Die Debatte über die „Lösung“ der Eurokrise in Form eines „Fiskalpakts“, den 26 der 27 Staats- und Regierungschefs der EU schließen wollen, dreht sich unter anderem um die Frage, ob die Briten erstens wieder einmal unsolidarisch und zweitens ohnehin nur auf dem Papier EU-Mitglieder sind – und auch das nur, solange es den britischen Interessen nutzt, wie der Premierminister Ihrer Majestät, David Cameron, zu Protokoll gab. „Nothing to write home about“, würde der Brite sagen, man hat sich schon mehr gewundert.
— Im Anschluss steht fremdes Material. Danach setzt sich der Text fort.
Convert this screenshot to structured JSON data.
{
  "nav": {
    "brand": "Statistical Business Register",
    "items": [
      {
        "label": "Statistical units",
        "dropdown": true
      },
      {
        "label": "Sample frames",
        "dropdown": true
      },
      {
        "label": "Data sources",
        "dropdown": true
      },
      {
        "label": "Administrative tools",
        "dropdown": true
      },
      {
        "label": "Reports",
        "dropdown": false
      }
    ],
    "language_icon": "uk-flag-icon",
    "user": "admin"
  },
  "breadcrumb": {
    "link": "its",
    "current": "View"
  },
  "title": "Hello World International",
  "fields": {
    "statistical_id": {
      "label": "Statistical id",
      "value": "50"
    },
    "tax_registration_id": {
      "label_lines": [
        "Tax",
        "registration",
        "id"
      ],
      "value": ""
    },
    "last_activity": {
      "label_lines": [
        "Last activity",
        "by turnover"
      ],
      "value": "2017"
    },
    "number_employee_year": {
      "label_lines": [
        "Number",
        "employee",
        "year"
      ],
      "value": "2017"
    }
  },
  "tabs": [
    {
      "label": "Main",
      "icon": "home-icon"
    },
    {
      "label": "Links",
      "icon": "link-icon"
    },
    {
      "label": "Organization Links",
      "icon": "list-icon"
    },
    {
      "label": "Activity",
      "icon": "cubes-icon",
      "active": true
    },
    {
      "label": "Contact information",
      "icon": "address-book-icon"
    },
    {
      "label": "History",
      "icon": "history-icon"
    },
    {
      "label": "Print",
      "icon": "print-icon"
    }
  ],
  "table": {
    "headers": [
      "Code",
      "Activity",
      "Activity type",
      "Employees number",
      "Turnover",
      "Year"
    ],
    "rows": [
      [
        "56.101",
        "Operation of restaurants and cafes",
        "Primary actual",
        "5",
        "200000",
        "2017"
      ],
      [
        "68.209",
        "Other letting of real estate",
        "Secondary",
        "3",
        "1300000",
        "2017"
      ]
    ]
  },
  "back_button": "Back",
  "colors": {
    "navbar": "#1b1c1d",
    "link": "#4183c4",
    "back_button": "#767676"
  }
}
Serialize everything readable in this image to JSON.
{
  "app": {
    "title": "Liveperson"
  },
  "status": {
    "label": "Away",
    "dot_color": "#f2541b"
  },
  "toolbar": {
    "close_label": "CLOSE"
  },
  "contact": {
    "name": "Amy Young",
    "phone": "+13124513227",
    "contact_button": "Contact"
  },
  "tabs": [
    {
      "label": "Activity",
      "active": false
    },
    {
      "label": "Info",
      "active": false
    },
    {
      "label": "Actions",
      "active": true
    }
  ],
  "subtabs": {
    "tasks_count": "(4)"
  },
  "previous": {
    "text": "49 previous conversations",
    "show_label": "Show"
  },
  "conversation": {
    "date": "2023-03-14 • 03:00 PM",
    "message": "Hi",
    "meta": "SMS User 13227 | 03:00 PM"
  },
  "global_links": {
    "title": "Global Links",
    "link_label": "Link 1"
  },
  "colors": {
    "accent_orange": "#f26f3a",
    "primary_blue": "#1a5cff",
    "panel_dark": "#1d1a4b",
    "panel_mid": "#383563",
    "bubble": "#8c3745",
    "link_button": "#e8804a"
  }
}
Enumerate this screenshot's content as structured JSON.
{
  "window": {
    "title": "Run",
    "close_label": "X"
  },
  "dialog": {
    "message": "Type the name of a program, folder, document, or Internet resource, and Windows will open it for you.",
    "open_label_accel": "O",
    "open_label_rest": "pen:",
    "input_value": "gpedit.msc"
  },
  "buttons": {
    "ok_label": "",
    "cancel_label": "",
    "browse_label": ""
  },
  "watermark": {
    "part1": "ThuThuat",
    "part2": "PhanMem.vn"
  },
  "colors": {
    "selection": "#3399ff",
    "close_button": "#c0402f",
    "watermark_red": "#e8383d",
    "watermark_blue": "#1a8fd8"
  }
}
Die Debatte drehte sich auch um die Frage, ob der wegen der Ablehnung der Briten gewählte Weg einer zwischenstaatlichen Vereinbarung anstelle einer Vertragsänderung nicht am Ende vom Europäischen Parlament bekämpft werden wird. Das könnte tatsächlich passieren, und man könnte es den Parlamentariern nicht verdenken: Die Art, wie derzeit in Europa weitreichende Entscheidungen gefällt werden – nämlich von einem deutsch-französischen Direktorium –, kann ihnen nicht gefallen, selbst dann nicht, wenn sich diese Entscheidungen als sinnvoll erweisen.
Die Debatte wird sich hoffentlich auch noch mit der Frage beschäftigen, was eigentlich der österreichische Bundeskanzler denkt, falls er denkt, wenn er am Europäischen Rat teilnimmt. So, wie es aussieht, muss er sich gedacht haben: „Danke, Cameron.“ Wäre man nämlich den Weg über eine Vertragsänderung gegangen, würde ihn der Fluch der bösen Tat seines „Krone“-Leserbriefs schon bald ereilen. So kann er noch ein Weilchen darüber nachdenken, ob seine Solidarität mehr dem Euro oder der „Krone“ gehört, während die anderen ihre Entscheidungen treffen.
Ein besonders spannender und lohnender Teil der Debatte dreht sich um die Frage, ob das, was am Freitag in Brüssel passiert ist, den Auftakt zu einer Entwicklung in Richtung „Europa der zwei Geschwindigkeiten“ bedeutet. Ja, und zwar in einem doppelten Sinn: Einerseits hat sich Großbritannien von der Euro-Debatte verabschiedet, was die Brüsseler Institutionen vermutlich vor gröbere technische Schwierigkeiten stellen wird. Noch wichtiger aber: Das „Europa der zwei Geschwindigkeiten“ markiert vor allem das Auseinanderdriften zwischen dem Europa der Politiker und dem Europa der Bürger.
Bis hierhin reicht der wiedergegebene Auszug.